Admin, can I play with XML please?

So you learnt about the beauty of XML, and you want to use it. You scan the web to find out how to do that. You find half-baked Internet Explorer solutions like Data Islands and loads of XSLT parsers and apache add-ons that help you using XML.

Great, all you need to do is patch and upgrade your server and the world of content and display separated web development is open for you to explore.

You read the specifications of the various techniques (Cocoon, Sablotron, Saxon, Xalan, Xerxes and the whole lot) and mail the tech support of your web space provider to please install them for you so you can XML-enable your site.

Just to get an email back stating "sorry, we don't do that".

The end of the road? Not really, there's a very quick and dirty way how to use XML to generate your pages, by using two really easy PHP functions and some clever HTML.

This solution has some drawbacks, which will be explained, at the end of this article. However, with a bit of clever XML structure, you can do a lot without getting your head around XPATH, XSLT and server administration.

PHP untag() to the rescue

The main PHP function is this:

function untag($string,$tag,$mode){

$tmpval="";

$preg="/<".$tag.">(.*?)</".$tag.">/si";

preg_match_all($preg,$string,$tags);

foreach ($tags[1] as $tmpcont){

if ($mode==1){$tmpval[]=$tmpcont;}

else {$tmpval.=$tmpcont;}

}

return $tmpval;

}

What it does is to extract the content of all tags "$tag" in string "$string". When "$mode" is 1 it returns the content as an array, otherwise as a string.

No rocket science, just another example of what regular expressions can do for you.

And that is all you want to do: extract the content from the XML tags.

With XSLT you can do that a lot better, but for smaller solutions, and with a bit of PHP knowledge, a lot can be done.

Now, how to use that? Let's say you want to create a news page on your site and you want to use XML to store the data.

You want to make sure that only the last three news-items are displayed, and the rest will be stored in an archive. To make the news page really handy, toss in a "search" functionality.

The first step would be to define the XML you will use. For this exercise, you type this XML, in a second phase we can also explore how to generate it via a web form. This will make your news page fully maintainable online.

Enter: The XML data

The XML is as follows:

<?xml version="1.0"?>

<page>

<item>

<id></id>

<date></date>

<headline></headline>

<copy></copy>

</item>

</page>

Each piece of news is an item and has a unique ID (to make it easier to identify in the editable version), the date it was entered, a headline and the news text (as copy).

Now, as you want to separate display from logic and content, use an HTML template for display. Of course the whole HTML could be in the PHP page, but by using a template, the display could also be tweaked by someone not knowing PHP at all.

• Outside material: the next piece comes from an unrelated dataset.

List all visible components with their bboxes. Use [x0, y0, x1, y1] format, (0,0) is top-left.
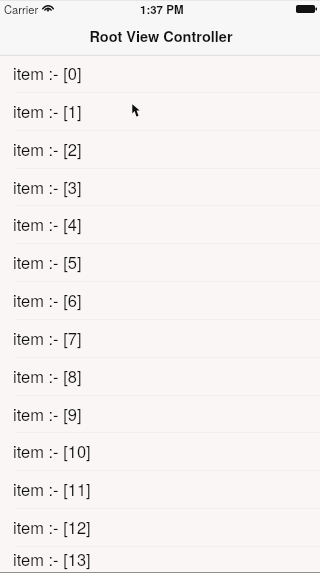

To tell PHP what to display, add HTML comments to the template. The script will replace them with the real data later. Furthermore add comments with "start:" and "end:" to allow PHP to keep or delete parts of HTML according to which page should be displayed.

Teaching your HTML how to speak PHP

The template in the zip to this article has all the necessary comments added and explained. For the moment let's focus on the display of the news only:

<!-- start:newsitem -->

<div class="date"> <!-- date --> </div>

<div class="headline"> <!-- headline --> </div>

<div class="copy"> <!-- copy --> </div>

<div class="shadow"></div>

<br />

<!-- end:newsitem -->

This is how one piece of news will be displayed. The date, the headline and the copy comments will be replaced by the XML data.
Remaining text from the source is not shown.